Büyükkarabacak konuşmasını “12 Eylül’den de 12 Eylül’ü bugün hala yaşatanlardan da hesap soracağız. Kanımızı, iliğimizi kurutanlardan hesap soracağız. Bize bu dünyayı zindan edenlerden hesap soracağız. Elbirliğiyle, hep birlikte bayram yeri gibi bir dünya kuracağız” sözleriyle tamamladı.
Dost kurumlardan gelen destek ve dayanışma mesajlarının okunmasının ardından Kenan Budak’ın mücadele çizgisi anlatan bir sinevizyon gösterisi sunuldu.

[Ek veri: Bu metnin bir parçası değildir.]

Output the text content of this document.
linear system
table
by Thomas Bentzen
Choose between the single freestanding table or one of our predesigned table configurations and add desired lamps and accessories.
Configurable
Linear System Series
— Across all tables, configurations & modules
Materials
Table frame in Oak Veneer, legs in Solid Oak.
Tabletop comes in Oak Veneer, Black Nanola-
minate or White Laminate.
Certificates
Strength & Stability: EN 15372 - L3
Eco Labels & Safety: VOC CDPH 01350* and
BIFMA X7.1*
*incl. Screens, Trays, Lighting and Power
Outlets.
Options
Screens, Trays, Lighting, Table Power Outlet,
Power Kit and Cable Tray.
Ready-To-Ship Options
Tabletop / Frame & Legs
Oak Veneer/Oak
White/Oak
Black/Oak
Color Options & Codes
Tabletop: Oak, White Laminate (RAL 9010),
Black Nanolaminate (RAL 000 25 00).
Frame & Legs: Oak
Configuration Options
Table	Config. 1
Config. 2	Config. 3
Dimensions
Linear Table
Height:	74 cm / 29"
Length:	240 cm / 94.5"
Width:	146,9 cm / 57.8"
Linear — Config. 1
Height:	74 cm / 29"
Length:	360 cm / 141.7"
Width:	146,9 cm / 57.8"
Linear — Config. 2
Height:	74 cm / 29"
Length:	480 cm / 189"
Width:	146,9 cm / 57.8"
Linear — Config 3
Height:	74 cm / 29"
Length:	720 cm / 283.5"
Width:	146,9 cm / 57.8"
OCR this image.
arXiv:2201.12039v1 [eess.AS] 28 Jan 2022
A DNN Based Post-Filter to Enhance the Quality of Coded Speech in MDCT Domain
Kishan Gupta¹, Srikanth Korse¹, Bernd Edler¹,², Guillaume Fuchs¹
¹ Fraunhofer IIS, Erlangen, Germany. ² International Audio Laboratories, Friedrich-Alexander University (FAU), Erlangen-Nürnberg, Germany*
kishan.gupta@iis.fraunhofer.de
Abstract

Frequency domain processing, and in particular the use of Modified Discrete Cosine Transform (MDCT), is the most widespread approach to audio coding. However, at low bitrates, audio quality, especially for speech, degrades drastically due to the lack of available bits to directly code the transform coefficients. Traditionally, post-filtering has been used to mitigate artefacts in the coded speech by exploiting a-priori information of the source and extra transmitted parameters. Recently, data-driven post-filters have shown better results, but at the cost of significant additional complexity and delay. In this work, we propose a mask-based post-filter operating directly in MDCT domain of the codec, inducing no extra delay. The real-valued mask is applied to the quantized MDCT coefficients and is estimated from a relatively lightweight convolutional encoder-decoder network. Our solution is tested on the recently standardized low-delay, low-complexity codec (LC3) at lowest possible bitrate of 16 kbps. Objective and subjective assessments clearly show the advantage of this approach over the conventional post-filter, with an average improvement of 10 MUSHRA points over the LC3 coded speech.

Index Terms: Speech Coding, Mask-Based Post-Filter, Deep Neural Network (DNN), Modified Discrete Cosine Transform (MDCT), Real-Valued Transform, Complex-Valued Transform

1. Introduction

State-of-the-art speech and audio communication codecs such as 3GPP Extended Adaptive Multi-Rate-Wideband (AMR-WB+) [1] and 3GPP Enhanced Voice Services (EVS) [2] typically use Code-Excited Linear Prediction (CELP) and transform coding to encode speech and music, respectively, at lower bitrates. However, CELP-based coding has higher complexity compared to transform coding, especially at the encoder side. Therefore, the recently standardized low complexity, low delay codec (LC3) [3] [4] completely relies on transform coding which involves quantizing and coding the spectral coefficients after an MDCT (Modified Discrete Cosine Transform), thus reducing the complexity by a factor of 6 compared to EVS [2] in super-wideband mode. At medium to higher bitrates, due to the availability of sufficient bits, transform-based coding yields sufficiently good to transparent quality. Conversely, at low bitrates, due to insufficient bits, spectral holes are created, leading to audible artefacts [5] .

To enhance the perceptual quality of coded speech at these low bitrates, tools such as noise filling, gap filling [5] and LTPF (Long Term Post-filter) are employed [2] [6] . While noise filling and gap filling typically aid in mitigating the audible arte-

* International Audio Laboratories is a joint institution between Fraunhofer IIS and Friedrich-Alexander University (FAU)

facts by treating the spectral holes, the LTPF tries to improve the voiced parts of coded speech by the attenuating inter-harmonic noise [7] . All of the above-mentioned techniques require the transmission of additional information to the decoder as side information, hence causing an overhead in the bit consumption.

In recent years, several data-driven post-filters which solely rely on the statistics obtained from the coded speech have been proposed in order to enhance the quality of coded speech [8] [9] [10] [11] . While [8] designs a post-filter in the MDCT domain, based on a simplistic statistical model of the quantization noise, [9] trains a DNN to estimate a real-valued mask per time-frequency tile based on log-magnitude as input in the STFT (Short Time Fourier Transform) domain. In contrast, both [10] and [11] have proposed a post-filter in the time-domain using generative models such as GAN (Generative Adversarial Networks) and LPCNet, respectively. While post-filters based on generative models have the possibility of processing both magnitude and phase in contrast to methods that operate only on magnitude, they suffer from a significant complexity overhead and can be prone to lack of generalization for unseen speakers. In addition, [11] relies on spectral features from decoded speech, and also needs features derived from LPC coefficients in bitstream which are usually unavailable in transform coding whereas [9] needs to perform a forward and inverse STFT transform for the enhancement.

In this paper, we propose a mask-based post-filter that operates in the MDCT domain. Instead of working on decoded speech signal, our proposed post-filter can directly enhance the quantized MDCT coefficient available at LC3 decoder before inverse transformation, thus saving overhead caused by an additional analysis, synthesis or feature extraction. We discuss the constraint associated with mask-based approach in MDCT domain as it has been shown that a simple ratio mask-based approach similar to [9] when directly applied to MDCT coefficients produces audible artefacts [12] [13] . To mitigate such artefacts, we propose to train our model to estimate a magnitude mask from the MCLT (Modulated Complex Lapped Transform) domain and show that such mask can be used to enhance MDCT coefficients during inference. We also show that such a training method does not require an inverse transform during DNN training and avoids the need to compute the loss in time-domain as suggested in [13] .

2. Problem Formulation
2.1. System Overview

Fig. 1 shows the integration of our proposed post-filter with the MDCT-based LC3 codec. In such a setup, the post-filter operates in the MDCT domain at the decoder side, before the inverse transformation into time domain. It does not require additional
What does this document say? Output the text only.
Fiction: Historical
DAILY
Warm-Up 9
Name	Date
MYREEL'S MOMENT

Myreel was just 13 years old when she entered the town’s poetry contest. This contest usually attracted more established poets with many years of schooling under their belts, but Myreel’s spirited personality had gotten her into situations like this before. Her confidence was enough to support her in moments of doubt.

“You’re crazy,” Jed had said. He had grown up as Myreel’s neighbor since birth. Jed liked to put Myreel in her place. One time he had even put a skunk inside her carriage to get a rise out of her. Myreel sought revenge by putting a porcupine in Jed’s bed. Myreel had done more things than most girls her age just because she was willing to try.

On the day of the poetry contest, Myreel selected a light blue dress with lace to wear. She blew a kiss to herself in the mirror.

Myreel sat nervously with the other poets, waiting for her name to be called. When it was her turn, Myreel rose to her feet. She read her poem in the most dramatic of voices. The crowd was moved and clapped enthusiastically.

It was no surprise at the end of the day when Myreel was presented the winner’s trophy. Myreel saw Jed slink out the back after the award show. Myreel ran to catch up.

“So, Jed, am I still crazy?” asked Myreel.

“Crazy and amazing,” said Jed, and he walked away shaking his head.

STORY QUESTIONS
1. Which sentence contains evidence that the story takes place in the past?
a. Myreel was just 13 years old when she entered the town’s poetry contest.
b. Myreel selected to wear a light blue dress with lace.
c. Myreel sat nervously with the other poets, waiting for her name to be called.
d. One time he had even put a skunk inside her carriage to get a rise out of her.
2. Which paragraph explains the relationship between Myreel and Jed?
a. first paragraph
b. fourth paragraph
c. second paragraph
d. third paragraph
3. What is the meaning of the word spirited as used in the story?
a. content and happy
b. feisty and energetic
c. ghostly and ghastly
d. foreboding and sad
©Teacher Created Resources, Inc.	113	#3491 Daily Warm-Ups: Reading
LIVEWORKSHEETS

Anma gecesinde son olarak Hilmi Yarayıcı sahne aldı. Yarayıcı kendi bestelerinin yanı sıra, başta Ahmet Kaya ve Grup Yorum’un eserleri olmak çok sayıda sevilen ezgiyi izleyicilerle paylaştı.
Son dakikasına kadar coşkunun dinmediği etkinlik, 8 yıl önce yine bir Temmuz günü yitirdiğimiz devrimci ozan Adnan Yücel’in dizeleriyle sona erdi:
“bitmedi daha sürüyor o kavga ve sürecek
yeryüzü aşkın yüzü oluncaya dek!”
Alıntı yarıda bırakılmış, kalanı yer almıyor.